The example code is shown below, assuming your custom Docker image is available at gcr.io/your-project/raster

library(raster)
library(googleComputeEngineR)
library(future)
library(future.apply)
library(SpaDES.tools)

gce_global_project("your-project")

## create raster
row <- 8
col <- 8
r <- raster(nrows=row, ncols=col,
            xmn=0, xmx=row, 
            ymn=0, ymx=col, 
            vals=c(1:(row*col)))
plot(r)

## Split
r_split <- splitRaster(r, nx=2, ny=2)

## create model
df <- data.frame(y=c(1:10),layer=c(1:5,7,6,8:10))
mod <- glm(y~layer, data=df)


## create CPUs names - here we customise the CPU machine type
vms <- gce_vm_cluster("myvms", predefined_type = "n1-highmem-2")

## once all launched, add to cluster with custom Dockerfile
## use plan(sequential) for local testing
plan(cluster, workers = as.cluster(vms, docker_image=my_image)

## make the vector of stuff to send to nodes
o <- lapply(r_split, readAll)

## the action you want to perform on the elements in the cluster
my_single_function <- function(x){
  raster::predict(x, mod)
}

#parallel - working?
result <- future_lapply(o, my_single_function)

## tidy up
lapply(vms, FUN = gce_vm_stop)

Cleanup

Remember to shut down your cluster. You are charged per second, per instance of uptime.

## shutdown instances when finished
gce_vm_stop(vms)

# or delete them
gce_vm_delete(vms)

Pre-emptible VMs

Preemptible VMs are a lot cheaper (80%) than normal instances, but Google reserves the right to stop them at any time.
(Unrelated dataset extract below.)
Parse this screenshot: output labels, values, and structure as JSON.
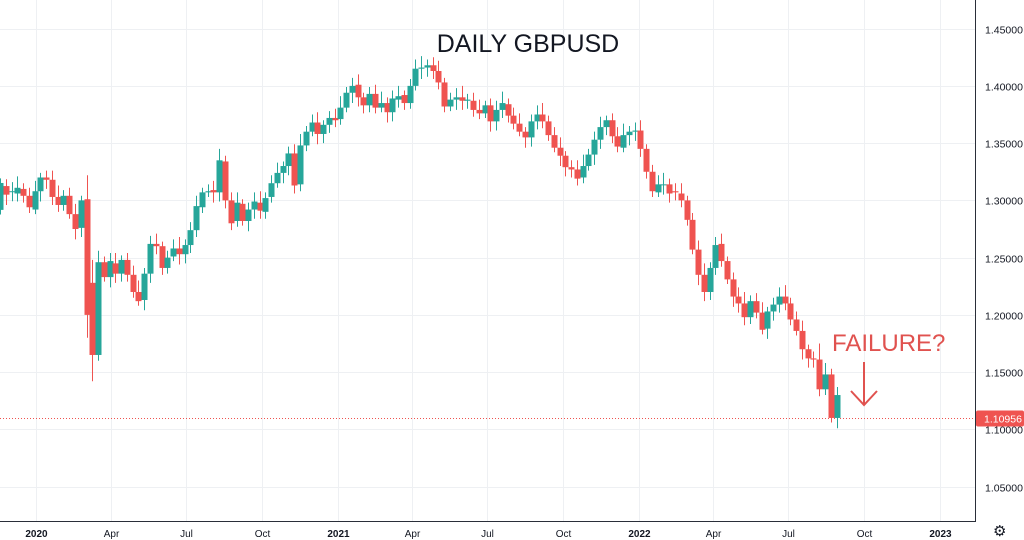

They are intended to be used in non-critical jobs where if they shutdown you can account for it and launch another.

To create them, you need to pass scheduling = list(preemptible = TRUE) to gce_vm_create() creation family of functions.

Make sure you can cope with the result may not be returned, so over provision the VMs and ensure your script can deal with redoing jobs if they didn’t complete.

Quotas

You can launch as many VMs as you have quota for in your account. These vary from region, from ~240 to 720. You can apply for more quota if you need it.